Section: New Results

Inverse problems

Quasi-Reversibility method and exterior approach for evolution problems

Participants : Eliane Bécache, Laurent Bourgeois.

This work is a collaboration with Jérémi Dardé from Toulouse University and has been the object of the internship of Lucas Franceschini, student at ENSTA. We address some linear ill-posed problems involving the heat or the wave equation, in particular the backward heat equation and the heat/wave equation with lateral Cauchy data. The main objective is to introduce some variational mixed formulations of quasi-reversibility which enable us to solve these ill-posed problems by using classical Lagrange finite elements. We have also designed a new approach called the “exterior approach” to solve inverse obstacle problems with initial condition and lateral Cauchy data for heat/wave equation. It is based on a combination of an elementary level set method and the quasi-reversibility methods we have just mentioned. Some numerical experiments have proved the feasibility of our strategy in all those situations.

Uniqueness and non-uniqueness results for the inverse Robin problem

Participant : Laurent Bourgeois.

This work is a collaboration with Laurent Baratchart and Juliette Leblond (Inria, APICS).

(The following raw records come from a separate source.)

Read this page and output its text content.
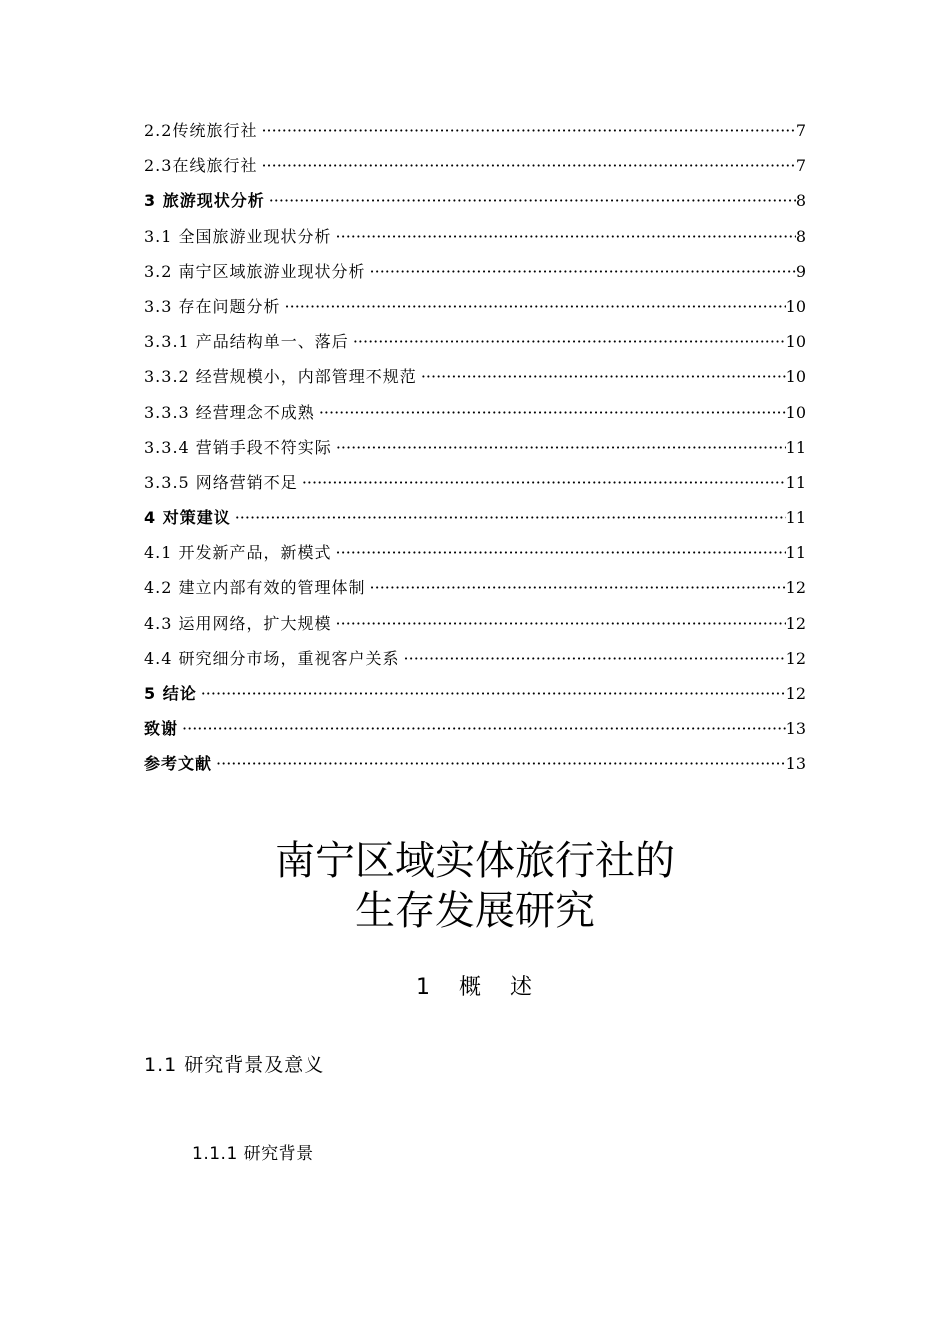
2.2传统旅行社 ·····	7
2.3在线旅行社 ·····	7
3 旅游现状分析 ·····	8
3.1 全国旅游业现状分析 ·····	8
3.2 南宁区域旅游业现状分析 ·····	9
3.3 存在问题分析 ·····	10
3.3.1 产品结构单一、落后 ·····	10
3.3.2 经营规模小，内部管理不规范 ·····	10
3.3.3 经营理念不成熟 ·····	10
3.3.4 营销手段不符实际 ·····	11
3.3.5 网络营销不足 ·····	11
4 对策建议 ·····	11
4.1 开发新产品，新模式 ·····	11
4.2 建立内部有效的管理体制 ·····	12
4.3 运用网络，扩大规模 ·····	12
4.4 研究细分市场，重视客户关系 ·····	12
5 结论 ·····	12
致谢 ·····	13
参考文献 ·····	13
南宁区域实体旅行社的
生存发展研究
1   概   述
1.1 研究背景及意义
1.1.1 研究背景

We consider the classical Robin inverse problem, which consists in finding the ratio between the normal derivative and the trace of the solution (the Robin coefficient) on a subset of the boundary, given the Cauchy data (both the normal derivative and the trace of the solution) on the complementary subset. More specifically, we consider a Robin coefficient which is merely in $L^{\infty }$ and a Neumann data in $L^2$. In the $2D$ case we prove uniqueness of the Robin coefficient for a problem governed in a Lipschitz domain by a conductivity equation with a conductivity chosen in $W^{1,r}$, where $r>2$. We also prove a non-uniqueness result in the $3D$ case. In two dimensions, the proof relies on complex analysis, while in higher dimension, the proof relies on a famous counterexample to unique continuation by Bourgain and Wolff.

Higher-order expansion of misfit functional for defect identification in elastic solids

Participants : Marc Bonnet, Rémi Cornaggia.

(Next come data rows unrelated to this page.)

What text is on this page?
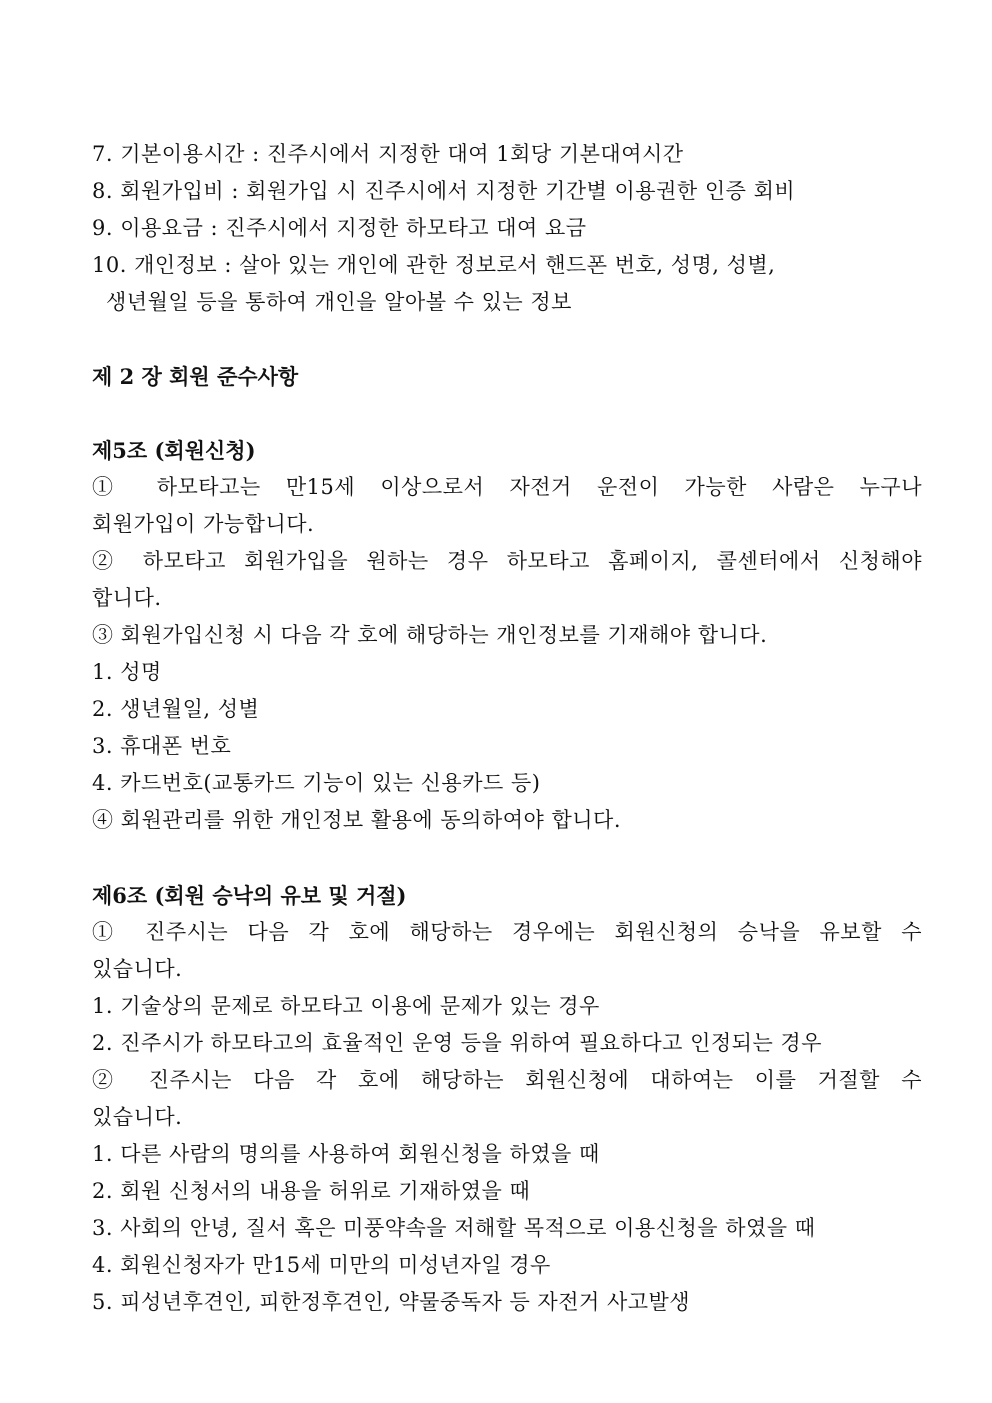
7. 기본이용시간 : 진주시에서 지정한 대여 1회당 기본대여시간
8. 회원가입비 : 회원가입 시 진주시에서 지정한 기간별 이용권한 인증 회비
9. 이용요금 : 진주시에서 지정한 하모타고 대여 요금
10. 개인정보 : 살아 있는 개인에 관한 정보로서 핸드폰 번호, 성명, 성별,
생년월일 등을 통하여 개인을 알아볼 수 있는 정보
제 2 장 회원 준수사항
제5조 (회원신청)
① 하모타고는 만15세 이상으로서 자전거 운전이 가능한 사람은 누구나
회원가입이 가능합니다.
② 하모타고 회원가입을 원하는 경우 하모타고 홈페이지, 콜센터에서 신청해야
합니다.
③ 회원가입신청 시 다음 각 호에 해당하는 개인정보를 기재해야 합니다.
1. 성명
2. 생년월일, 성별
3. 휴대폰 번호
4. 카드번호(교통카드 기능이 있는 신용카드 등)
④ 회원관리를 위한 개인정보 활용에 동의하여야 합니다.
제6조 (회원 승낙의 유보 및 거절)
① 진주시는 다음 각 호에 해당하는 경우에는 회원신청의 승낙을 유보할 수
있습니다.
1. 기술상의 문제로 하모타고 이용에 문제가 있는 경우
2. 진주시가 하모타고의 효율적인 운영 등을 위하여 필요하다고 인정되는 경우
② 진주시는 다음 각 호에 해당하는 회원신청에 대하여는 이를 거절할 수
있습니다.
1. 다른 사람의 명의를 사용하여 회원신청을 하였을 때
2. 회원 신청서의 내용을 허위로 기재하였을 때
3. 사회의 안녕, 질서 혹은 미풍약속을 저해할 목적으로 이용신청을 하였을 때
4. 회원신청자가 만15세 미만의 미성년자일 경우
5. 피성년후견인, 피한정후견인, 약물중독자 등 자전거 사고발생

This work, done in the context of the PhD of Rémi Cornaggia, concerns the defect identification by time-harmonic elastodynamic measurements. We propose a generalization to higher orders of the concept of topological derivative, by expanding the least-squares functional in powers of the small radius of a trial inclusion. This expansion is facilitated by resorting to an adjoint state. With this approach, a region of interest may be exhaustively probed at reasonable computational cost.

Inverse scattering and invisibility with a finite set of emitted-received waves

Participant : Anne-Sophie Bonnet-Ben Dhia.

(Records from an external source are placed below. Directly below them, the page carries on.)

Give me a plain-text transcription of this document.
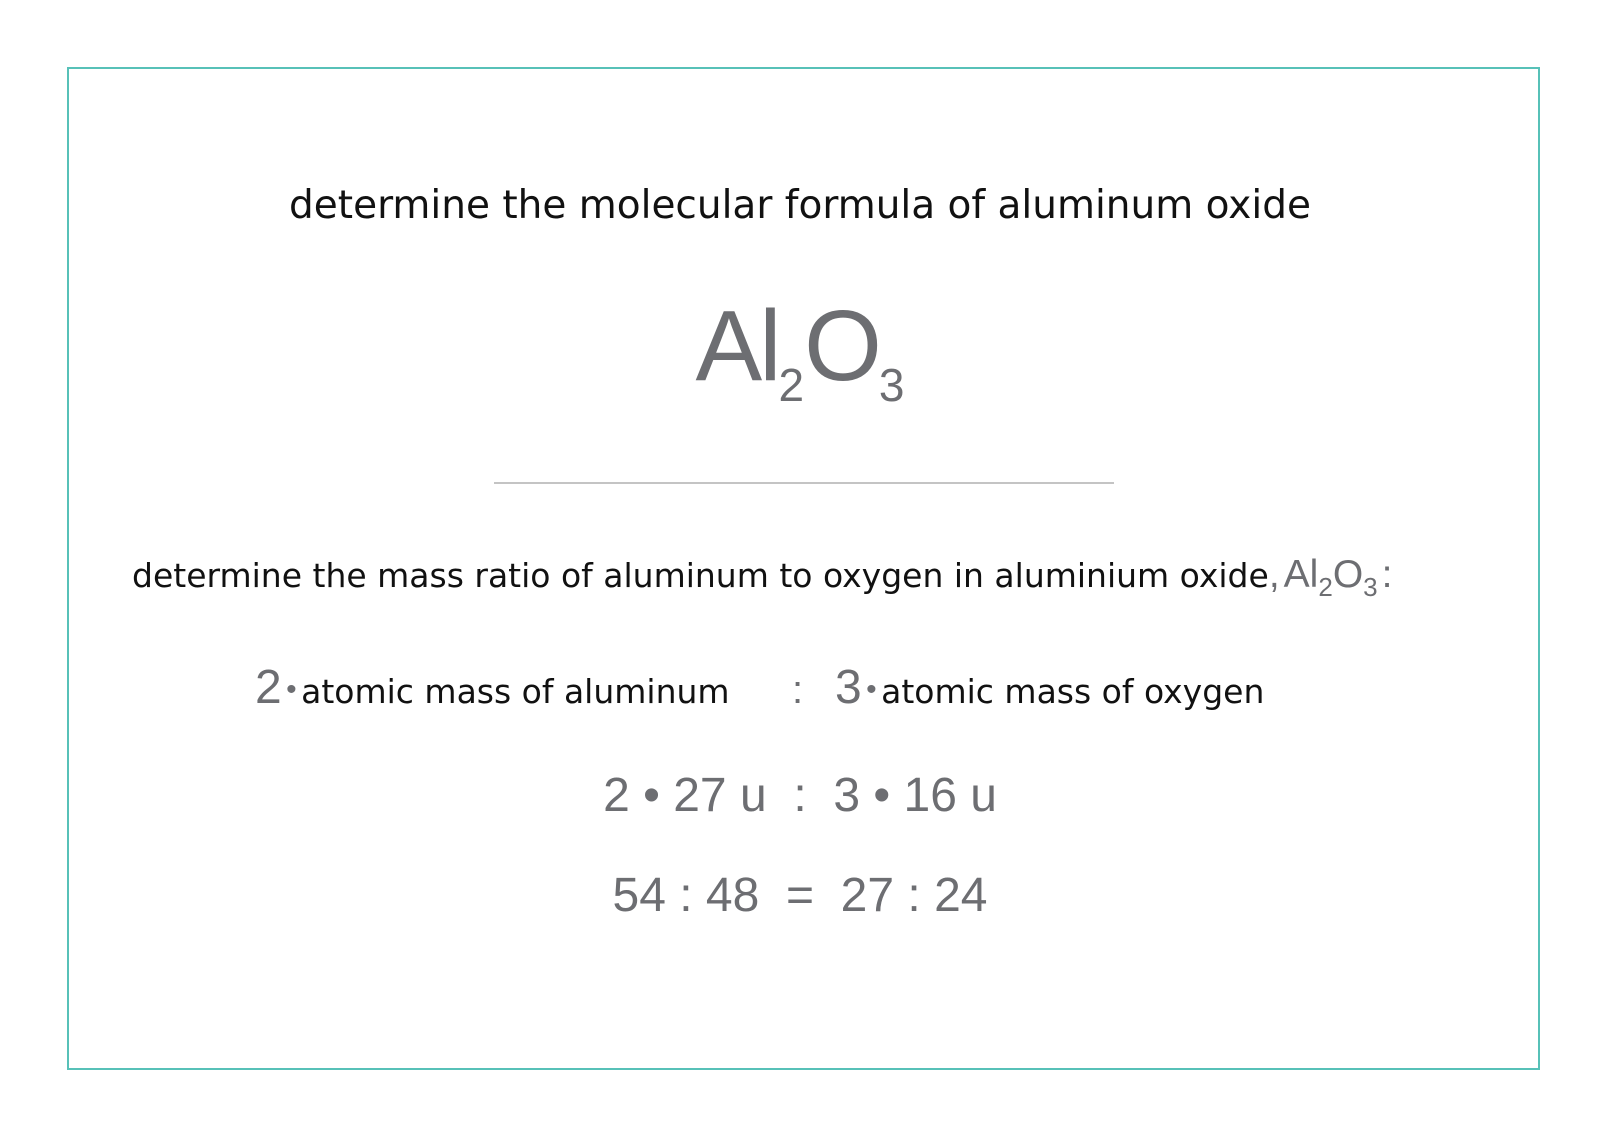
determine the molecular formula of aluminum oxide
$Al_2O_3$
determine the mass ratio of aluminum to oxygen in aluminium oxide, Al2O3 :
2 • atomic mass of aluminum : 3 • atomic mass of oxygen
2 • 27 u  :  3 • 16 u
54 : 48  =  27 : 24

In collaboration with Lucas Chesnel from CMAP at Ecole Polytechnique and Sergei Nazarov from Saint-Petersburg University, we investigate a time harmonic acoustic scattering problem by a compactly supported penetrable inclusion in the free space. We consider cases where an observer can produce incident plane waves and measure the far field pattern of the resulting scattered field only in a finite set of directions. In this context, we say that a wavenumber is a non-scattering wavenumber if the associated relative scattering matrix has a non trivial kernel. Under certain assumptions on the physical coefficients of the inclusion, we have shown that the non-scattering wavenumbers form a (possibly empty) discrete set. Then, for a given real wavenumber, we built a constructive technique (which provides a numerical algorithm) to prove that there exist inclusions for which the corresponding relative scattering matrix is null. These inclusions have the important property to be impossible to detect from far field measurements.

Energy-based cost functional for three-dimensional transient elastodynamic imaging

Participant : Marc Bonnet.

This work is a collaboration with Wilkins Aquino (Duke University, USA). It is concerned with large-scale three-dimensional inversion under transient elastodynamic conditions by means of the modified error in constitutive relation (MECR), an energy-based, cost functional. Each evaluation of a time-domain MECR cost functional involves the solution of two elastodynamic problems (one forward, one backward), which moreover are coupled (unlike the case of $L^2$ misfit functionals). This coupling creates a major computational bottleneck, making MECR-based inversion difficult for spatially 2D or 3D configurations. To overcome this obstacle, we propose an approach whose main ingredients are (a) setting the entire computational procedure in a consistent time-discrete framework that incorporates the chosen time-stepping algorithm, and (b) using an iterative successive over-relaxation-like method for the resulting stationarity equations. The resulting MECR-based inversion algorithm is formulated under quite general conditions, allowing for 3D transient elastodynamics, straightforward use of available parallel solvers, a wide array of time-stepping algorithms commonly used for transient structural dynamics, and flexible boundary conditions and measurement settings. The proposed MECR algorithm is then demonstrated on computational experiments involving 2D and 3D transient elastodynamics and up to over 500 000 unknown elastic moduli.